Honoria estaba demasiado distraída mirando la carita de Sebastian para reparar en el malicioso destello que refulgió en los ojos verdes de su marido.

—Iré a buscar a las niñeras para que los suban.

—Deja que las muchachas disfruten lo que queda de tarde. Podemos llevarlos nosotros mismos. Hay muchas personas dentro que los oirán si lloran.

—Bueno… —La necesidad maternal de apretar a sus retoños contra sí entró en conflicto con los instintos de anfitriona de Honoria—. De acuerdo. Los llevaremos y después mandaré subir a las niñeras cuando bajemos.
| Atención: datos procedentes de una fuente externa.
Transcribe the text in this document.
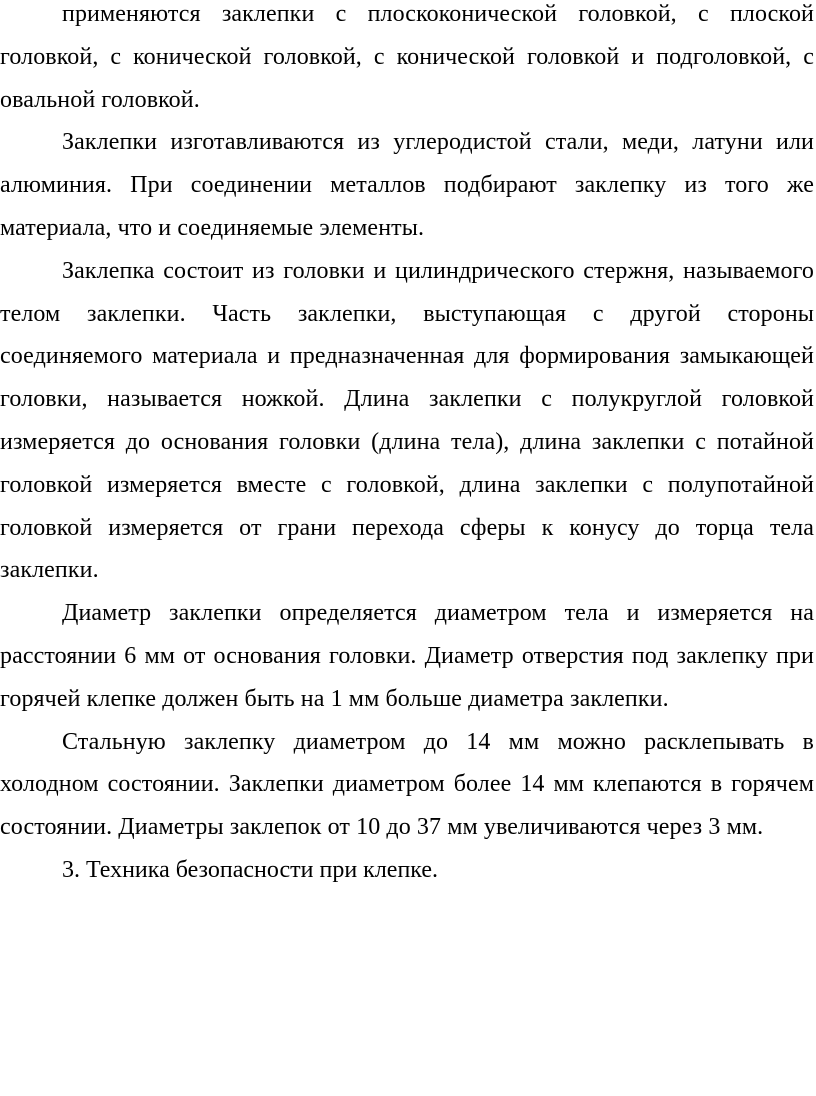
применяются заклепки с плоскоконической головкой, с плоской головкой, с конической головкой, с конической головкой и подголовкой, с овальной головкой.

Заклепки изготавливаются из углеродистой стали, меди, латуни или алюминия. При соединении металлов подбирают заклепку из того же материала, что и соединяемые элементы.

Заклепка состоит из головки и цилиндрического стержня, называемого телом заклепки. Часть заклепки, выступающая с другой стороны соединяемого материала и предназначенная для формирования замыкающей головки, называется ножкой. Длина заклепки с полукруглой головкой измеряется до основания головки (длина тела), длина заклепки с потайной головкой измеряется вместе с головкой, длина заклепки с полупотайной головкой измеряется от грани перехода сферы к конусу до торца тела заклепки.

Диаметр заклепки определяется диаметром тела и измеряется на расстоянии 6 мм от основания головки. Диаметр отверстия под заклепку при горячей клепке должен быть на 1 мм больше диаметра заклепки.

Стальную заклепку диаметром до 14 мм можно расклепывать в холодном состоянии. Заклепки диаметром более 14 мм клепаются в горячем состоянии. Диаметры заклепок от 10 до 37 мм увеличиваются через 3 мм.

3. Техника безопасности при клепке.
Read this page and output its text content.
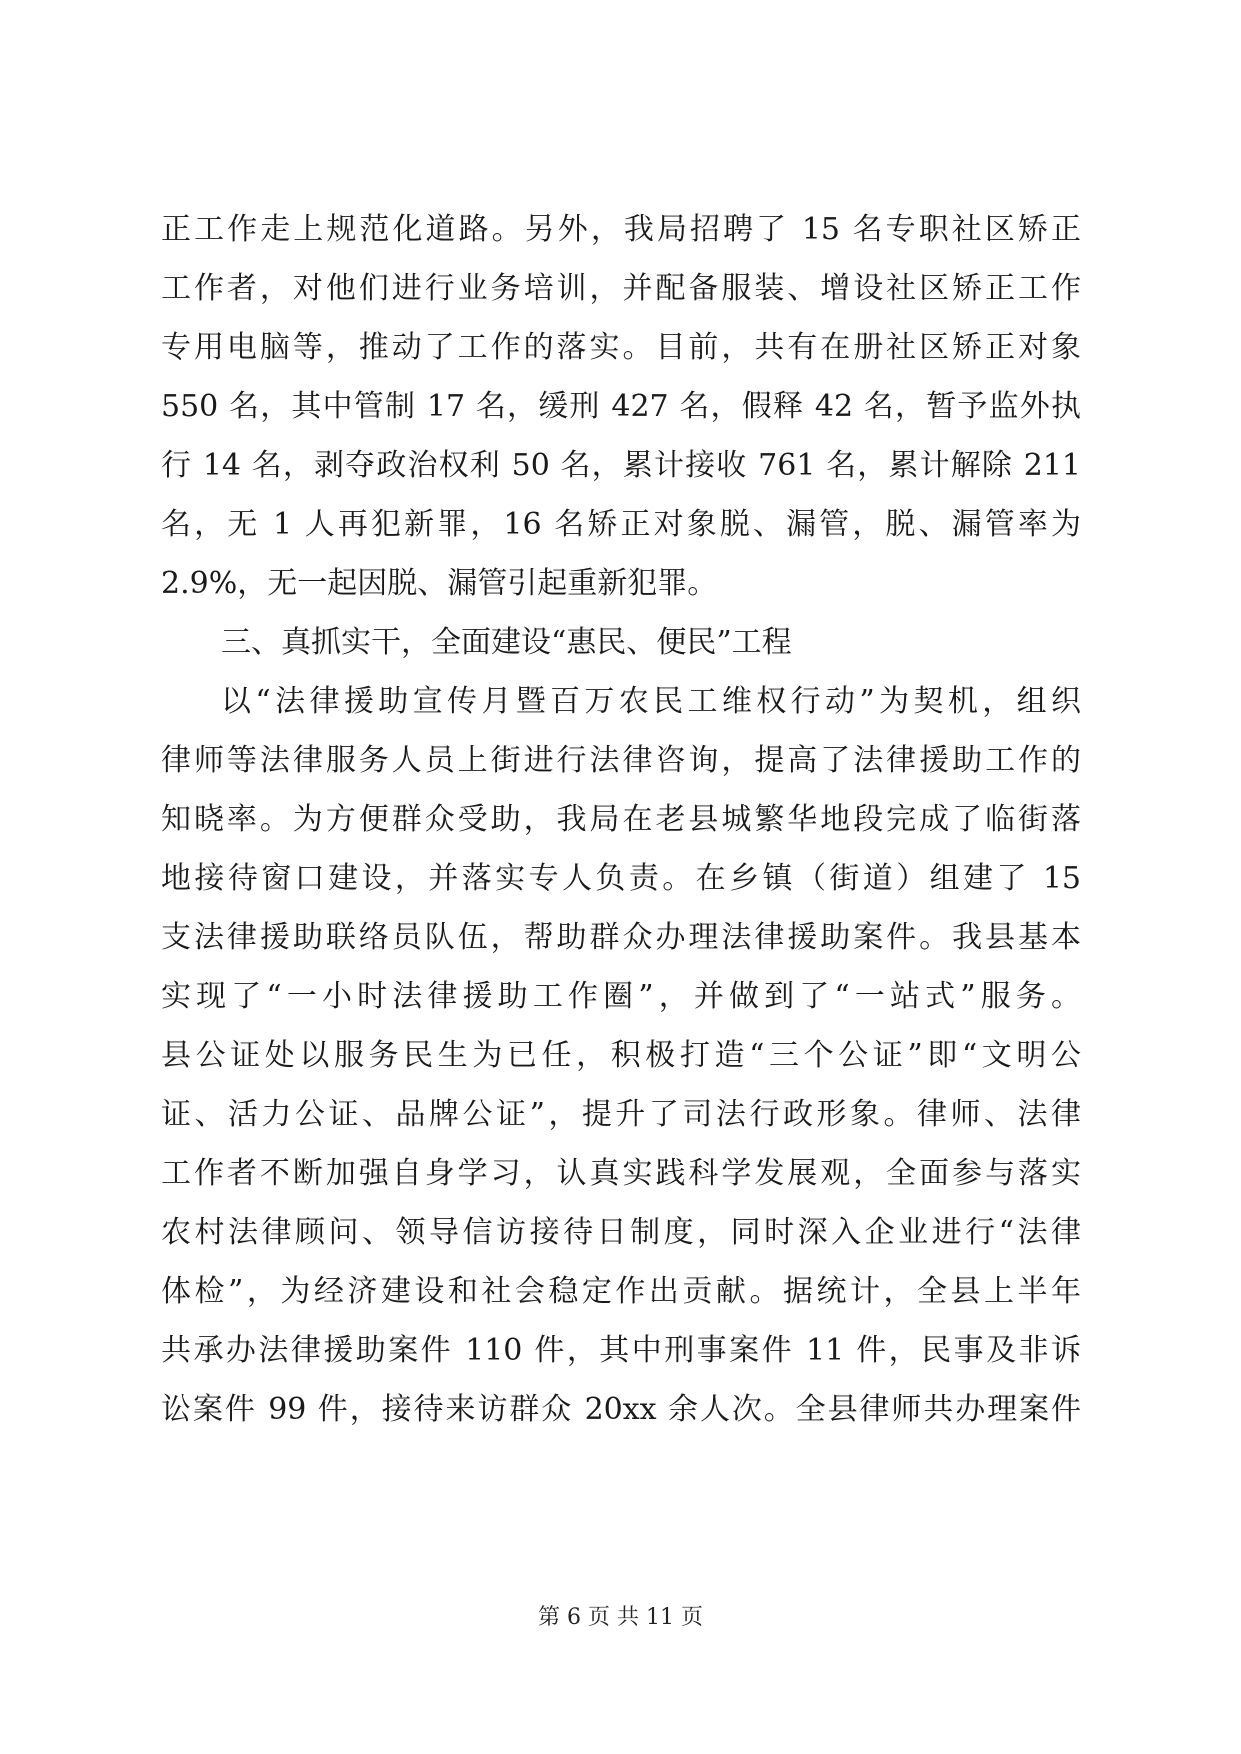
正工作走上规范化道路。另外，我局招聘了 15 名专职社区矫正
工作者，对他们进行业务培训，并配备服装、增设社区矫正工作
专用电脑等，推动了工作的落实。目前，共有在册社区矫正对象
550 名，其中管制 17 名，缓刑 427 名，假释 42 名，暂予监外执
行 14 名，剥夺政治权利 50 名，累计接收 761 名，累计解除 211
名，无 1 人再犯新罪，16 名矫正对象脱、漏管，脱、漏管率为
2.9%，无一起因脱、漏管引起重新犯罪。
三、真抓实干，全面建设“惠民、便民”工程
以“法律援助宣传月暨百万农民工维权行动”为契机，组织
律师等法律服务人员上街进行法律咨询，提高了法律援助工作的
知晓率。为方便群众受助，我局在老县城繁华地段完成了临街落
地接待窗口建设，并落实专人负责。在乡镇（街道）组建了 15
支法律援助联络员队伍，帮助群众办理法律援助案件。我县基本
实现了“一小时法律援助工作圈”，并做到了“一站式”服务。
县公证处以服务民生为已任，积极打造“三个公证”即“文明公
证、活力公证、品牌公证”，提升了司法行政形象。律师、法律
工作者不断加强自身学习，认真实践科学发展观，全面参与落实
农村法律顾问、领导信访接待日制度，同时深入企业进行“法律
体检”，为经济建设和社会稳定作出贡献。据统计，全县上半年
共承办法律援助案件 110 件，其中刑事案件 11 件，民事及非诉
讼案件 99 件，接待来访群众 20xx 余人次。全县律师共办理案件
第 6 页 共 11 页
Entraron en la casa y subieron las escaleras, con los niños dormidos como patente excusa, de modo que nadie encontró extraño que se ausentaran. Tampoco nadie advirtió que no volvieron a salir de inmediato.

De hecho, sólo las personas muy observadoras y suspicaces se percataron de que cuando el duque y la duquesa se reunieron de nuevo con sus invitados, la marfileña tez de ella presentaba un delicado toque de rubor y en sus ojos había la soñadora mirada de la mujer bien amada, en tanto un inconfundible orgullo masculino —una expresión muy propia de los Cynster— iluminaba los verdes ojos de su marido.

Los tiempos cambian; los Cynster, no.